(Jamaica Gleaner) Prime Minister Bruce Golding yesterday bowed to an avalanche of criticism over his stewardship of the country and appeared unmoved by a last-gasp attempt by Jamaica Labour Party (JLP) officials to rethink his intention to step aside as both head of government and party by November.
Golding confidant and JLP spokesperson Daryl Vaz told the media yesterday evening that the prime minister’s decision was final, even in the face of the party’s Central Executive’s unanimous rejection of the resignation.
Vaz, in an interview with The Gleaner hours after the announcement yesterday, however, added that the officer corps of the party would be meeting with Golding to have further discussions on the issue.
“This is not to be mixed up in relation to whether or not his position has changed. He has indicated his position to the executive today and subsequently issued a statement. Therefore, anything that happens subsequent to this is part of a process based on the party,” Vaz said.
According to Vaz, Golding’s decision to step down had been in the pipeline for some time.
“Remember that he had offered his resignation over 12 months ago and it was rejected by the party … . This is a discussion that he has had with several people inside the party.”
Golding, Jamaica’s eighth prime minister, who had been plagued by a nightmarish tenure, tendered his resignation at yesterday’s meeting of the Central Executive.
There were signs that something was amiss from last Saturday when he failed to show for a meeting where he was slated to deliver the main address to caretakers and councillors at the Jamaica Conference Centre.
Sources told The Gleaner that Golding had commissioned scholars at the University of the West Indies to a carry out a focus study.

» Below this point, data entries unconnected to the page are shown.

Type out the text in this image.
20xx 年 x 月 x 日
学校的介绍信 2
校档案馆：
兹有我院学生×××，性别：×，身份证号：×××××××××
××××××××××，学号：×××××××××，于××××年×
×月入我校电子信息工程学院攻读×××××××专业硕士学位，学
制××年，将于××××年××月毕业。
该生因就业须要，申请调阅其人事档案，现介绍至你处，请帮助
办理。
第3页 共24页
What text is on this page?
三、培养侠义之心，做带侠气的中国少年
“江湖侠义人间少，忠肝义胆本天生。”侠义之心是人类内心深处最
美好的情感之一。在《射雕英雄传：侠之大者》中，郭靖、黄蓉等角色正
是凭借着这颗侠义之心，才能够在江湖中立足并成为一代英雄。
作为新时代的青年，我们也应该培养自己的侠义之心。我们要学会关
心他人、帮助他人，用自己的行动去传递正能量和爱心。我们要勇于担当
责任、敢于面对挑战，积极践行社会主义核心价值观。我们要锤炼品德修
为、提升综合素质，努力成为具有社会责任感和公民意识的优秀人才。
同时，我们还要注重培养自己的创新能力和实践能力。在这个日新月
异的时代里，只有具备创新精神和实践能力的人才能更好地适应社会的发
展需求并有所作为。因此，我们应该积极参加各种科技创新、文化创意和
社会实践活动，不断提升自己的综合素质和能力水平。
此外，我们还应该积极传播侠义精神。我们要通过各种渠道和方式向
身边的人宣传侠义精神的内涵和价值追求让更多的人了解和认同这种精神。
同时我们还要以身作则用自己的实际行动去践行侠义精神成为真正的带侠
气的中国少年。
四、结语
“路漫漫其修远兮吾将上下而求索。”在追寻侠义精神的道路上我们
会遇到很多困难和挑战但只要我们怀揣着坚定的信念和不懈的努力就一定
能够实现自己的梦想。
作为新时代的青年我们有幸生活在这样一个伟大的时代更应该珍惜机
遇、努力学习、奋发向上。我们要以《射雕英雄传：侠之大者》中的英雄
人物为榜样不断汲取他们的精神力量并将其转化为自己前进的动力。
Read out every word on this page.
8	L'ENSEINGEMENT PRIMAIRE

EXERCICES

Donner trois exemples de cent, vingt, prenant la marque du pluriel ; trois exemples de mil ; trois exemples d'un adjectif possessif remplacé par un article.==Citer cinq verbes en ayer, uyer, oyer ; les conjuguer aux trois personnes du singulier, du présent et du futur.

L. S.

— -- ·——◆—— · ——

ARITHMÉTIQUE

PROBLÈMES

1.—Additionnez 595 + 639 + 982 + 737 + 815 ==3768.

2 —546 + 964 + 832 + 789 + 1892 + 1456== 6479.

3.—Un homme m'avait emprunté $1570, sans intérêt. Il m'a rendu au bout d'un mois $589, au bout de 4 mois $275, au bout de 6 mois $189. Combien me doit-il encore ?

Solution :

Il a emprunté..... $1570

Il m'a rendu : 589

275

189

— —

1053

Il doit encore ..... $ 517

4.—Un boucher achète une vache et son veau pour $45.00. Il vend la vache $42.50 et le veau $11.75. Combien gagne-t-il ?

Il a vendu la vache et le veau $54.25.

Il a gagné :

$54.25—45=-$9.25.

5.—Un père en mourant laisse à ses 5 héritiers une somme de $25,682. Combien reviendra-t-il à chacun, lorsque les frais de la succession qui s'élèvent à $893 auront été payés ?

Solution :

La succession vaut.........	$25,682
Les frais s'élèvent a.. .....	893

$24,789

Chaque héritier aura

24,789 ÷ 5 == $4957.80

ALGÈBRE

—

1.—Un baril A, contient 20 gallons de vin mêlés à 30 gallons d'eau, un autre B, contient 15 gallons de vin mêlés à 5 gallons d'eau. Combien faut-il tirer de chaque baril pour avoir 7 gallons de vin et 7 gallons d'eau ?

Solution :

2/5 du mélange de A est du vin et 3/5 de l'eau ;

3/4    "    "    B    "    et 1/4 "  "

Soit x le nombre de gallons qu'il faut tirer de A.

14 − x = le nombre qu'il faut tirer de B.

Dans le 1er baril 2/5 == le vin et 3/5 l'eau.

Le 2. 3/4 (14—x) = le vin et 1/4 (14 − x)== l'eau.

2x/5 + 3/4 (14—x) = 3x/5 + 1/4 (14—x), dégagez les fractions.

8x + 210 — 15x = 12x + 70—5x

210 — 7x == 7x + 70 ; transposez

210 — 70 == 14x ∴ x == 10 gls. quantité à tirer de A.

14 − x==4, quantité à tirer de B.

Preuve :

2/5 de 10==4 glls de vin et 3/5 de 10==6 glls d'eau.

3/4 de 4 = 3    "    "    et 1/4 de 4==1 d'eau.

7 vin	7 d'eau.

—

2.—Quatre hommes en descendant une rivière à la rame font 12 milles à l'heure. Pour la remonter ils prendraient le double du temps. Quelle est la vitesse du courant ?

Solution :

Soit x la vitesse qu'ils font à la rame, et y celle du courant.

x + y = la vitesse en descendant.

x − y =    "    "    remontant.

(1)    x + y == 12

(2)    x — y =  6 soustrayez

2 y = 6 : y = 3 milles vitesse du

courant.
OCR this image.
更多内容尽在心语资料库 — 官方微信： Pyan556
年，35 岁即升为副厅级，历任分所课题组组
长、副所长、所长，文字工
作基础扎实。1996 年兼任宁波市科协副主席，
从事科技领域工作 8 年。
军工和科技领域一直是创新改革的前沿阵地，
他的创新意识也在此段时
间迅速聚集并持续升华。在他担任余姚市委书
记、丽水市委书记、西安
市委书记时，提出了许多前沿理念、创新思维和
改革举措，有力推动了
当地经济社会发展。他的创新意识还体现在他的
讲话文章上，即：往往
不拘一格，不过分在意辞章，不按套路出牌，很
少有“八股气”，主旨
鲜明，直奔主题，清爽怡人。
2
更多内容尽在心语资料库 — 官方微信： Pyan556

That study reportedly found that the task to regain squandered popularity would have been a Sisyphean one.
Four years after an impressive-sounding Golding was ushered to the helm of Jamaica’s political landscape, he appears to have succumbed to pressure surrounding the extradition row over gangster Christopher ‘Dudus’ Coke and his own plunging popularity against the backdrop of massive fallout from the global recession.
A statement released to the media disclosed that Golding will not be seeking re-election at the party’s annual general conference in November and will step down as prime minister as soon as a new leader is elected.
Insiders say the disclosure was made in a sombre atmosphere at the JLP’s Belmont Road, New Kingston, headquarters.
Golding stated that he had planned to lead the party into a second term of government and demit office within two years thereafter, but changed his mind.
“The challenges of the last four years have taken their toll and it was appropriate now to make way for new leadership to continue the programmes of economic recovery and transformation, while mobilising the party for victory in the next general election.”
The Central Executive, the second most powerful mechanism in the JLP after the annual conference, dispatched a statement of rejection an hour and a half after Golding announced that he planned to throw in the towel.
This is the second time in less than two years that Golding has tendered his resignation as leader of the JLP and prime minister.
Golding decided to call it a day in May 2010 after he was bombarded with calls in the midst of the Coke extradition scandal which ignited the fury of the business and civic community, as well as ordinary Jamaicans.
However, Golding, a second-generation politician, was persuaded to change his mind, and the business community relented after he apologised in a nationwide broadcast.
Accompanying the apology was an about-face in Justice Minister Dorothy Lightbourne signing the authority for extradition proceedings to commence against Coke, the then Tivoli Gardens strongman who was wanted by the United States to face gun- and drug-running charges.
The scathing verbal assault on Golding was precipitated by a belated admission in Parliament in May 2010 that he had sanctioned his party’s decision to seek the assistance of United States law firm Manatt, Phelps & Phillips to negotiate with the Barack Obama administration in the contentious extradition matter, which had dragged on for nine months.
“In hindsight, the party should have never have got involved in the way it did,” he said in the nationwide broadcast. “I must accept responsibility for it and the way it was handled and I must express my remorse. I ask for your forgiveness,” Golding told the nation.
However, the prime minister, in what appeared to be a subsequent contradictory comment, insisted that if the request had been approved, Coke’s constitutional rights would have been breached.
Golding returned to lead the JLP in 2005, ten years after resigning as chairman amid a dissident row. He was invited to lead the National Democratic Movement (NDM) in late 1995, pitching its mission on a promise to transform Jamaica’s political landscape by dismantling garrison politics.
The failure of the NDM to win a single seat in the December 1997 general election sent Golding scurrying from the NDM. He returned to the JLP in 2002, taking the reins of party leader three years later.
Seaga retired in 2005 to make way for Golding, whose party defeated the People’s National Party in 2007 by a narrow margin – 32-28 – but his slender political capital has gone up in smoke.